Alchemy (1985) comprises voice-less material originally presented to confound record company demands for a poppier Sylvian, and only released as a limited edition cassette. "Words With The Shaman" is reminiscent of the marvellous meandering second side of Byrne and Eno's My Life In The Bush Of Ghosts. "The Stigma Of Childhood" is like time-lapse photography of dew forming, while "Steel Cathedrals" starts as just the faintest tingling in the
furthest reaches of the sky, as tremulous and impending as Talking Heads' "The Overload", before the entrance of a nomadic rhythm track and probing solos from the gang.

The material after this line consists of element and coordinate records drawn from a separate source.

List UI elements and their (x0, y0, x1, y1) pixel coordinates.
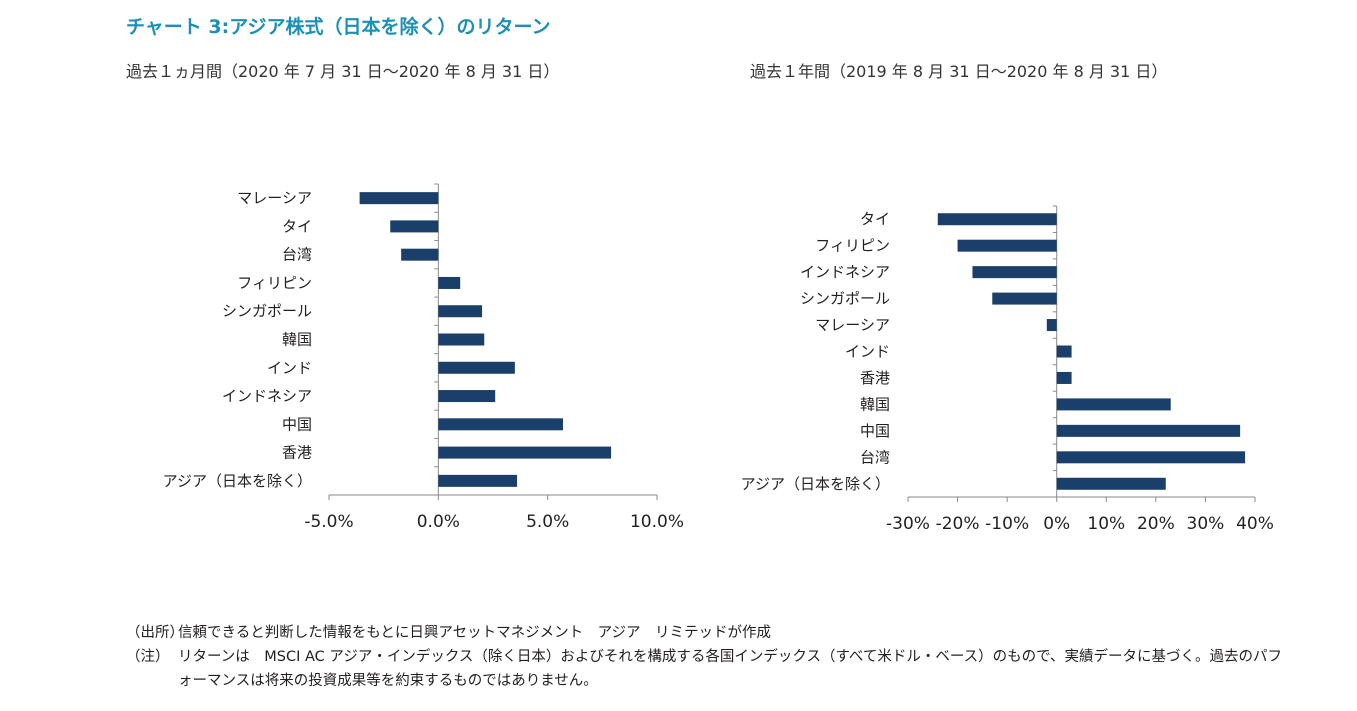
chart-2-x-tick-label: 20% (1137, 514, 1175, 534)
chart-1-bar (438, 276, 461, 289)
chart-2-category-label: 韓国 (860, 395, 890, 413)
chart-1-category-label: マレーシア (237, 189, 312, 207)
chart-2-x-tick-label: 0% (1043, 514, 1070, 534)
chart-1-bar (438, 333, 485, 346)
chart-1-title: 過去１ヵ月間（2020 年 7 月 31 日～2020 年 8 月 31 日） (126, 62, 560, 81)
chart-2-bar (1056, 398, 1171, 411)
chart-1-bar (438, 390, 496, 403)
chart-2-x-tick-label: -30% (886, 514, 930, 534)
chart-2-bar (937, 213, 1057, 226)
chart-1-plot: マレーシアタイ台湾フィリピンシンガポール韓国インドインドネシア中国香港アジア（日… (163, 183, 684, 532)
chart-2-x-tick-label: -20% (936, 514, 980, 534)
chart-1-category-label: シンガポール (222, 302, 312, 320)
chart-2-x-tick-label: 30% (1187, 514, 1225, 534)
chart-2-category-label: タイ (860, 210, 890, 228)
chart-2-title: 過去１年間（2019 年 8 月 31 日～2020 年 8 月 31 日） (750, 62, 1168, 81)
chart-1-bar (438, 446, 612, 459)
chart-1-category-label: インドネシア (222, 387, 312, 405)
chart-2-bar (1056, 424, 1241, 437)
source-note-head: （出所） (126, 625, 184, 641)
chart-1-x-tick-label: 10.0% (630, 512, 684, 532)
chart-2-bar (1056, 451, 1246, 464)
chart-1-bar (438, 474, 518, 487)
chart-2-category-label: インド (845, 343, 890, 361)
footnotes: （出所） 信頼できると判断した情報をもとに日興アセットマネジメント アジア リミ… (126, 621, 1288, 693)
chart-2-bar (1056, 345, 1072, 358)
chart-2-x-tick-label: 10% (1087, 514, 1125, 534)
chart-1-category-label: インド (267, 359, 312, 377)
chart-2-category-label: インドネシア (800, 263, 890, 281)
disclaimer-note-body: リターンは MSCI AC アジア・インデックス（除く日本）およびそれを構成する… (178, 649, 1283, 689)
chart-1-category-label: 韓国 (282, 331, 312, 349)
chart-2-category-label: 香港 (860, 369, 890, 387)
chart-1-x-tick-label: -5.0% (304, 512, 353, 532)
chart-2-bar (972, 266, 1057, 279)
page-title: チャート 3:アジア株式（日本を除く）のリターン (126, 16, 551, 38)
chart-1-bar (359, 192, 439, 205)
chart-2-x-tick-label: -10% (985, 514, 1029, 534)
chart-2-bar (1056, 371, 1072, 384)
chart-2-category-label: アジア（日本を除く） (741, 475, 890, 493)
chart-1-category-label: タイ (282, 217, 312, 235)
chart-1-bar (401, 248, 439, 261)
chart-2-x-tick-label: 40% (1236, 514, 1274, 534)
chart-2-category-label: 中国 (860, 422, 890, 440)
chart-1-category-label: 台湾 (282, 246, 312, 264)
chart-1-x-tick-label: 5.0% (526, 512, 569, 532)
disclaimer-note-head: （注） (126, 649, 170, 665)
chart-2-bar (1046, 319, 1057, 332)
chart-1-bar (390, 220, 439, 233)
chart-1-category-label: フィリピン (237, 274, 312, 292)
chart-2-plot: タイフィリピンインドネシアシンガポールマレーシアインド香港韓国中国台湾アジア（日… (741, 205, 1274, 534)
chart-1-bar (438, 418, 563, 431)
chart-2-bar (992, 292, 1057, 305)
chart-1-category-label: 香港 (282, 444, 312, 462)
source-note: （出所） 信頼できると判断した情報をもとに日興アセットマネジメント アジア リミ… (126, 621, 1288, 645)
chart-2-category-label: 台湾 (860, 448, 890, 466)
chart-1-category-label: 中国 (282, 415, 312, 433)
chart-2-bar (957, 239, 1057, 252)
chart-1-x-tick-label: 0.0% (417, 512, 460, 532)
chart-2-category-label: フィリピン (815, 237, 890, 255)
chart-2-bar (1056, 477, 1166, 490)
chart-1-bar (438, 305, 483, 318)
chart-1-category-label: アジア（日本を除く） (163, 472, 312, 490)
chart-2-category-label: マレーシア (815, 316, 890, 334)
chart-2-category-label: シンガポール (800, 290, 890, 308)
chart-1-bar (438, 361, 515, 374)
disclaimer-note: （注） リターンは MSCI AC アジア・インデックス（除く日本）およびそれを… (126, 645, 1288, 693)
source-note-body: 信頼できると判断した情報をもとに日興アセットマネジメント アジア リミテッドが作… (178, 625, 772, 641)
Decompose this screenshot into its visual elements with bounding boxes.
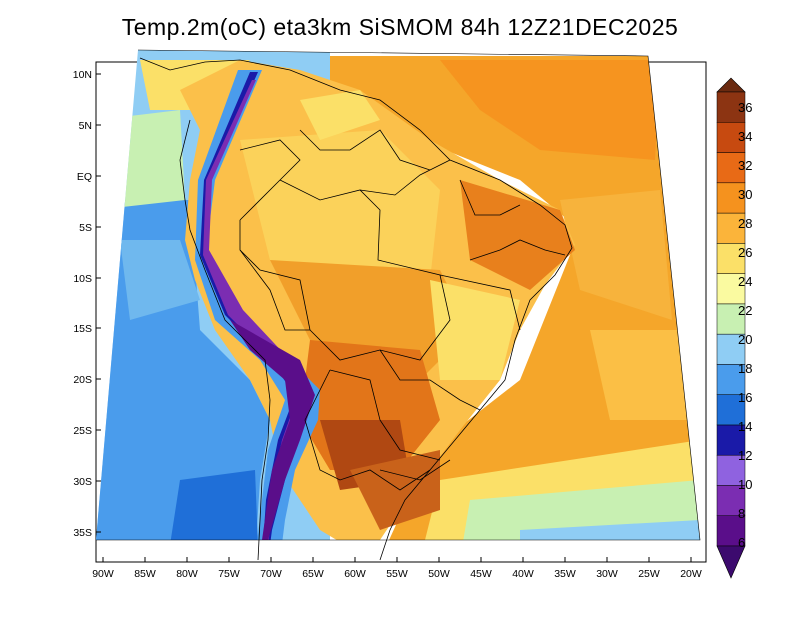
colorbar-label: 22 (738, 303, 752, 318)
colorbar-swatches (716, 91, 746, 547)
colorbar-label: 12 (738, 448, 752, 463)
lon-label: 55W (386, 568, 408, 580)
lon-label: 40W (512, 568, 534, 580)
colorbar-swatch (716, 515, 746, 547)
colorbar-swatch (716, 303, 746, 335)
colorbar-label: 32 (738, 158, 752, 173)
colorbar-label: 8 (738, 506, 745, 521)
lon-label: 60W (344, 568, 366, 580)
lon-label: 90W (92, 568, 114, 580)
colorbar-swatch (716, 333, 746, 365)
lat-label: 10S (73, 273, 92, 285)
temperature-field (96, 50, 700, 540)
lon-label: 20W (680, 568, 702, 580)
colorbar-swatch (716, 122, 746, 153)
colorbar-over-arrow (716, 77, 746, 93)
lon-label: 85W (134, 568, 156, 580)
lon-label: 75W (218, 568, 240, 580)
colorbar-label: 30 (738, 187, 752, 202)
colorbar-label: 34 (738, 129, 752, 144)
colorbar-swatch (716, 243, 746, 274)
colorbar-label: 20 (738, 332, 752, 347)
colorbar-under-arrow (716, 545, 746, 579)
lon-label: 30W (596, 568, 618, 580)
lat-label: 20S (73, 374, 92, 386)
colorbar-label: 28 (738, 216, 752, 231)
colorbar-label: 10 (738, 477, 752, 492)
colorbar-swatch (716, 91, 746, 123)
coastlines-and-borders (139, 57, 573, 561)
lat-label: 25S (73, 425, 92, 437)
colorbar-swatch (716, 485, 746, 516)
domain-edge (96, 49, 701, 541)
colorbar-swatch (716, 394, 746, 426)
colorbar-label: 24 (738, 274, 752, 289)
lat-label: 35S (73, 527, 92, 539)
colorbar-label: 36 (738, 100, 752, 115)
lat-label: 5N (79, 120, 92, 132)
lat-label: 10N (73, 69, 92, 81)
lon-label: 35W (554, 568, 576, 580)
colorbar-label: 16 (738, 390, 752, 405)
map-title: Temp.2m(oC) eta3km SiSMOM 84h 12Z21DEC20… (121, 14, 679, 40)
lon-label: 25W (638, 568, 660, 580)
colorbar-swatch (716, 273, 746, 305)
colorbar-label: 14 (738, 419, 752, 434)
latitude-axis: 10N 5N EQ 5S 10S 15S 20S 25S 30S 35S (73, 69, 101, 539)
colorbar-swatch (716, 212, 746, 244)
colorbar-swatch (716, 364, 746, 395)
lat-label: 30S (73, 476, 92, 488)
lat-label: EQ (77, 171, 92, 183)
colorbar: 36 34 32 30 28 26 24 22 20 18 16 14 12 1… (716, 77, 752, 579)
lon-label: 45W (470, 568, 492, 580)
colorbar-label: 6 (738, 535, 745, 550)
lat-label: 5S (79, 222, 92, 234)
colorbar-label: 26 (738, 245, 752, 260)
longitude-axis: 90W 85W 80W 75W 70W 65W 60W 55W 50W 45W … (92, 557, 702, 580)
lon-label: 80W (176, 568, 198, 580)
lat-label: 15S (73, 323, 92, 335)
colorbar-label: 18 (738, 361, 752, 376)
lon-label: 70W (260, 568, 282, 580)
lon-label: 50W (428, 568, 450, 580)
lon-label: 65W (302, 568, 324, 580)
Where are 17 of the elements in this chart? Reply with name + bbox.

With Gone To Earth and Secrets Of The Beehive, Sylvian moved a little closer to pop's orbit. Gone To Earth (1986) has lovely moments ("Riverman") but often there's a rather uneasy fusion between the ambient backdrops and Sylvian's vocal melodies; melodies that are too elliptical to work as pop, but not quicksilver enough to filter happily through the neo-jazz settings. Secrets Of The Beehive (1987) is a much more successful rapprochement between the
unmoored spaciousness of improvisation, and the cogency of pop. Songs like "Orpheus" and "Let the Happiness In" have elegantly epic arrangements and a voluptuous melancholy that are reminescent of Scott Walker.
But the instrumental half of Gone To Earth (released on CD for the first time) is something else again: a collection of reveries each as absorbing as a first class sunset. The Eric Satie idea of simplicity and repetition is taken to its furthest limits. Each piece consists of an agonisingly poignant motif (most often, a cat's cradle of lachrymose guitar harmonics) which is repeated slowly and
with minimal inflection against washes of watercolour synth. As with all his best music, the word that springs to my mind is entropy: energy succumbing and subsiding into enchanted inertia, perfect quietude.
I'm a late convert to David Sylvian's vision. If anyone else has preconceptions to shed (I once dismissed Gone To Earth as "jet-set mysticism") then this beautiful collection provides the ideal opportunity.